ROBERTO BUSÓ-GARCIA: I’ve been a storyteller my whole life. I, particularly as an audiovisual content creator, the third grade shooting 8 mm film, doing puppet shows, all that stuff. I went to college, I did not study film, but I ended up being after college working in New York as Spike Lee's assistant for a year, and that opened my eyes to the industry. How the industry had different kinds of resources to tell the stories that I had been trying to tell in other ways! After that, I went back to my native Puerto Rico where I made my first feature-length film, “Paging Emma.”

Thanks to that film, HBO offered me a job in New York. So I moved back to New York City. At HBO, I started as a film and talent evaluator for HBO films and miniseries and the acquisitions department, and I moved on to be acquisitions executive. Now, during my time at HBO, I wrote and directed a dramatic miniseries for PBS, the Reno PBS in Puerto Rico and Florida, called “Amores” and I wrote a lot of screenplays. I started watching a lot of television. I had not done a lot of that until then. During that time, I would see 400 movies a year looking or trying to figure out how they work, why they didn’t work, whether HBO should buy them, what part of HBO should buy them, etc.

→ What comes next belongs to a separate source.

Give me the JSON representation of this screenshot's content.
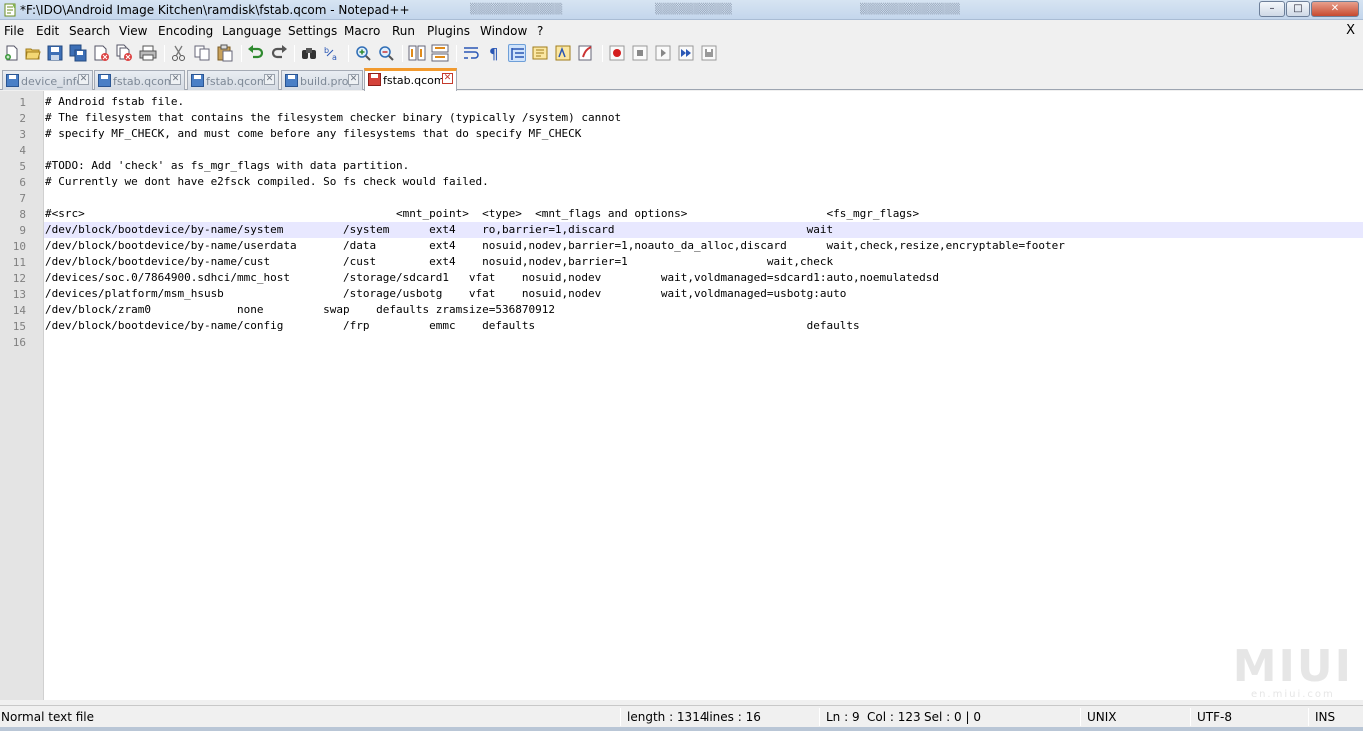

I traveled around the world going to festivals, meeting film-makers and executives at the same time. In 2009, I decided to drop that particularly wonderful life because I needed to go back to telling stories, and that’s where I created Alquimia Films based out of Puerto Rico, and I ended up making my second feature film, “The Condemned,” which was distributed by Strand Releasing in the U.S. and HBO in television here and, it got a theatrical release and DVD and shown around festivals and in the world.

EDWIN WARFIELD: How did you find your way into Johns Hopkins?

ROBERTO BUSÓ-GARCIA: Now about three and a half years ago, when the U.S. release of the content (was happening) I started conversations with Johns Hopkins. At the time the dean and president Daniels were already thinking that film and media could play a larger part in what the university did in Baltimore for the community at large, but as well as part of the humanities programs. I started working at Hopkins as a screenplay teacher at the undergraduate level. About two years ago, I was approached to design and run a Film and Media Graduate Program, Master of Arts Program, so I did that. Around the same time, we were approached by Saul Zaentz Charitable foundation to create this, which has turned out to be this, wonderful initiative.

The first time I felt the power of film was in the third grade when we had to give those reports on whatever, Jupiter, Saturn, and people got up there with cardboard, Styrofoam planets and all that. I had been playing around with my parent’s 8 mm camera, so I said, well, you know, the solar system is much larger than a Styrofoam ball, so I drew and animated the solar system. I had learned by reading the world book encyclopedia and on persistence of vision how that, you know, translates to animation; and the day I had to give my book report, I showed up with the projector and I projected on the screen. Not only did my peers love it, but the teacher loved it. She just kept bringing other classes to see it and I saw the power of film. You can bring people together, you can affect people. I was bit by that bug, I was like, my God! I loved the process of it too and thinking about it. I love so many film-makers, film-makers that make me feel and think at the same time, that challenged me in a way that made me feel in a different way than I thought I could feel.